Our MD simulations of free compstatin also suggest that the improved binding affinity of the most recent analogs is not due to an increase in the tendency of free compstatin to spend time in its closed α-shaped state. Indeed, the amount of time spent in that state is absolutely not correlated with the binding affinity of an analog. This is best illustrated by Cp20, which spent little time in its closed α-shaped conformation (cf. Fig. 3), despite being the second most potent analog in this study.

Our MD simulations of bound 4W9A and Cp40 highlight some of the mechanisms underlying the higher binding affinity of Cp40. Despite forming relatively similar hydrogen bond networks with C3’s β-ring, 4W9A and Cp40 present several noteworthy differences. Most notably, Cp40 forms an additional strong hydrogen bond that replaces an equivalent yet weaker bond in 4W9A. Interestingly, the D-Tyr0 residue that was added to Cp40 is involved in a relatively stable hydrogen bond that replaces an equivalent but very weak bond involving Cys2 in 4W9A. The stronger hydrogen bond network formed by Cp40 when binding to C3-like proteins is certainly not sufficient to explain Cp40’s stronger binding affinity on its own, but it certainly has a significant impact.
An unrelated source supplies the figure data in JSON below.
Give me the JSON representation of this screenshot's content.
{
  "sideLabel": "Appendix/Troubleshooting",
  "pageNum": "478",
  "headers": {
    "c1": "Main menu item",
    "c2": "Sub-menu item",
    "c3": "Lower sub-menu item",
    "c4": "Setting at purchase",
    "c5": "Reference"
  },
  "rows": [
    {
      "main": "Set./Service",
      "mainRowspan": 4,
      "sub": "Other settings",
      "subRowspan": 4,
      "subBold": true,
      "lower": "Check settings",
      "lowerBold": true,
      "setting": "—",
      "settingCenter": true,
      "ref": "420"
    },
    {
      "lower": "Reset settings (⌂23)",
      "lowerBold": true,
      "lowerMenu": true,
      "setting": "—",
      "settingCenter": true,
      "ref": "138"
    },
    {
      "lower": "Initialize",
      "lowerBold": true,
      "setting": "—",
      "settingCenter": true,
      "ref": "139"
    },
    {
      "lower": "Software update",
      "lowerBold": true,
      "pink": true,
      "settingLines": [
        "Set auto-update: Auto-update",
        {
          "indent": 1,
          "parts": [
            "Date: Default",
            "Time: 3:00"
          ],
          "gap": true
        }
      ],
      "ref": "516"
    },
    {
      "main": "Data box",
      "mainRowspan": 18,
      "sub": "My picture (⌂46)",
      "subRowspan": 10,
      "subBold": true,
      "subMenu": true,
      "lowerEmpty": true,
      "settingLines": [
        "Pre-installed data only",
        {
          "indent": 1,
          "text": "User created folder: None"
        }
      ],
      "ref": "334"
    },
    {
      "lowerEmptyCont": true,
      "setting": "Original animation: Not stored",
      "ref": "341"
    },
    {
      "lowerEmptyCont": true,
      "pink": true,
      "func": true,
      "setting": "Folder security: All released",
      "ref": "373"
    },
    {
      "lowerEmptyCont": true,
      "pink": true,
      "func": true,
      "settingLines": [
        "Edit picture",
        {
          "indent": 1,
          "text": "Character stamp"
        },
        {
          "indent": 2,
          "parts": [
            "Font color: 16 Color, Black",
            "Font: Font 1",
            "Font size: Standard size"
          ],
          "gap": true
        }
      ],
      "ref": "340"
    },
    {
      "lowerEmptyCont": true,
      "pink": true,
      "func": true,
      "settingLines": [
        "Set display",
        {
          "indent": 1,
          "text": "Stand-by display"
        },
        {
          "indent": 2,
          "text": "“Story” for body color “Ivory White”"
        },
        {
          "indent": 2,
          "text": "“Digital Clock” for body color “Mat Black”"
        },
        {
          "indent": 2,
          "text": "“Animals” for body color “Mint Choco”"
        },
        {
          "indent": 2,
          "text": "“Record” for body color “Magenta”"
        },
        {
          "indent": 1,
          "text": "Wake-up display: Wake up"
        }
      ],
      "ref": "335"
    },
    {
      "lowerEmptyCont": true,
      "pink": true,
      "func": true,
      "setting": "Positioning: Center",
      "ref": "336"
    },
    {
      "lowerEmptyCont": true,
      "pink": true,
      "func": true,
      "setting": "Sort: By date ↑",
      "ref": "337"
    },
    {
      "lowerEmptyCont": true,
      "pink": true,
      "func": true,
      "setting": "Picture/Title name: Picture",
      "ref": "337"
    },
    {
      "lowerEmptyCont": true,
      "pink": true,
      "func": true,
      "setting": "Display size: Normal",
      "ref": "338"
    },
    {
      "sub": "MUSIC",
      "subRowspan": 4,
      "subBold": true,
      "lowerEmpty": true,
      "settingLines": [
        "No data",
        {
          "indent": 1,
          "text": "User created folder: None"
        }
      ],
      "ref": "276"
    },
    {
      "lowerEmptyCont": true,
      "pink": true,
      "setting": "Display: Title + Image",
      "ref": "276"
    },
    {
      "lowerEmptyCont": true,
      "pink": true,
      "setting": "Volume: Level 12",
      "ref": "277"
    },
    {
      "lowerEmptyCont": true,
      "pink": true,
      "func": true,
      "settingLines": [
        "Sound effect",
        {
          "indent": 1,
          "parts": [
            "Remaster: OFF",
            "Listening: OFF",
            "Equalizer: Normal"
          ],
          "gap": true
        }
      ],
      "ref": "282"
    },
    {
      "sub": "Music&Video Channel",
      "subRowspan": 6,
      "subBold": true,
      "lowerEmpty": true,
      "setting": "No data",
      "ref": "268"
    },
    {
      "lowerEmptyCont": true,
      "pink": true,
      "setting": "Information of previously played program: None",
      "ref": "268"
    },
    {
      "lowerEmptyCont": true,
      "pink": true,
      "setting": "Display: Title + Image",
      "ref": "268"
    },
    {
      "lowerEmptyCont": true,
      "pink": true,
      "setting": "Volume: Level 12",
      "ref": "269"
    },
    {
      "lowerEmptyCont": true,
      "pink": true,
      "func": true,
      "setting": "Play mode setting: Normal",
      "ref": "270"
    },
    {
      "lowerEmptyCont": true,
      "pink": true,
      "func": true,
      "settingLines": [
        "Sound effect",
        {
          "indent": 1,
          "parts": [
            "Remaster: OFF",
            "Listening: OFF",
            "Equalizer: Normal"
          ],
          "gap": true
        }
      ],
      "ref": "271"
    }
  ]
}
Despite their benefits, MD simulations are mostly limited to short time-scale interactions. However, interactions between C3-like proteins and compstatin might present sharper differences at longer time-scales. To study this possibility, we will carry out coarse-grained simulations of complexes involving compstatin, such as those we performed on C3-like proteins alone [41, 42]. One of the challenges will be to select force fields that can correctly assess the energetic contributions of this small peptide, especially for analogs comprising unusual amino acids.